Laure Severac likes to have as little distance between herself and the garments she creates as possible. Perhaps that’s why she crafted the year’s most enigmatic and emotional menswear story, inspired by the idea of marriage: an early Hockney painting, “The First Marriage”, and also her upcoming wedding to her girlfriend, Elo. Taking her focus on intricately crafted knitwear and expanding into other traditional techniques like weaving (she won the EE Exclusives prize last year, which gives a student a chance to create their own jacquard weave), her craftsy collection spanned tailoring and cozy, loose knits in shades of teal, ecru and tobacco; geometric squares and stripes mingled with delicate, nature-inspired embroidery. A play on traditional gender roles was discernible throughout: on the runway, the men wore veils, while the surprise 13th look had a girl join the models for a final wedding march. Severac even expanded into other departments at the fine arts school altogether, working with ceramics to create a fragile porcelain bowling ball and set of pins for models to carry on the runway: “The image of love! If you start to play with it when you take the chance, it falls apart.” The girl, of course, swung the bowling ball in the end.
“You can really be yourself,” says Swiss designer Miriam Laubscher of her time at the Antwerp fashion department. “It’s really important to me not to make a copy of someone else, and be unique.” Laubscher, who recently worked at Alexander McQueen, nevertheless paved her own path for her final collection.
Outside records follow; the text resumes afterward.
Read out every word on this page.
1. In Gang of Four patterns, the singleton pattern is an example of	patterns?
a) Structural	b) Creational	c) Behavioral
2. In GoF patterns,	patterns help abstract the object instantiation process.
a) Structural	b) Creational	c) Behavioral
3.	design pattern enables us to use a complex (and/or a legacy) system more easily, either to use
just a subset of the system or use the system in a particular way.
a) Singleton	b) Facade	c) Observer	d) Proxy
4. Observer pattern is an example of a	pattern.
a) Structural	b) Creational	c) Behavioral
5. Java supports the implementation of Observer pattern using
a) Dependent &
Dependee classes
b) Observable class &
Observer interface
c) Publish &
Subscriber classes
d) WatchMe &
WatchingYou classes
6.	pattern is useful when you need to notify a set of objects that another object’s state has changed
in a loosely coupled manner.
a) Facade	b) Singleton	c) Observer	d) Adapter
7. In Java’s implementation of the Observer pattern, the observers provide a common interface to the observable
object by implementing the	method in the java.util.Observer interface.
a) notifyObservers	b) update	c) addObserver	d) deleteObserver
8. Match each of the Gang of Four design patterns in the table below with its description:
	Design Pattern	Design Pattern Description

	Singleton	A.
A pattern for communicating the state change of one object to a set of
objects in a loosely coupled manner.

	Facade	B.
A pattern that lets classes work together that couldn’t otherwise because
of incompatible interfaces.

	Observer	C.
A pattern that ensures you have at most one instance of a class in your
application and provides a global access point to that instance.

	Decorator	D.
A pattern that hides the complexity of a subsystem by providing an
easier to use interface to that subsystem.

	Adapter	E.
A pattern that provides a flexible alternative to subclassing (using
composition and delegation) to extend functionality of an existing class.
Titled Red Yellow Blue after the basic colours one can create all colours from, she took inspiration from painting without emulating the style of a particular artist. Instead, the organic standpoint of Brazilian Constructivist Lygia Clark and the chameleonic style of Tilda Swinton combined to create floating, free-form dresses that appear differently depending on the angle you observe them from. Laubscher blew up photographs of smaller fabric fragments to create a distinctive layered effect that was nonetheless airy and light – this way, says Laubshcer, “you get new combinations and patterns that you wouldn’t expect before”. “They’re like 12 walking paintings,” she adds. “The woman is a part of the painting and walks out of it, making her own stories from it.”
ALEXIS VICTOR GAUTIER
Alexis Victor Gautier’s final collection was inspired by four stories based on family traditions in dressmaking – something that might sound simple enough at first. But his inspirations from every corner of the world ought not to have come together quite so cohesively as they did in this absorbing menswear outing. A Nepalese carpet-making technique using ladders translated into thick wool coats with distinctive seams; a practice in 19th century Lancashire that protected utility wear using beeswax informed illusionistic co-ordinates; a tailor in a village near Lake Como’s decision to make pinstripe suits on a bias was channelled in slick grey suits with graphical stripes. The collection ended with airbrush-effect lilac suits, nodding to the family history of a fellow Japanese student whose ancestors developed one of the first synthetic colours, in 1876 – a kind of light purple. “I would love to have that family on stage in four of the exactly same silhouettes,” says Gautier.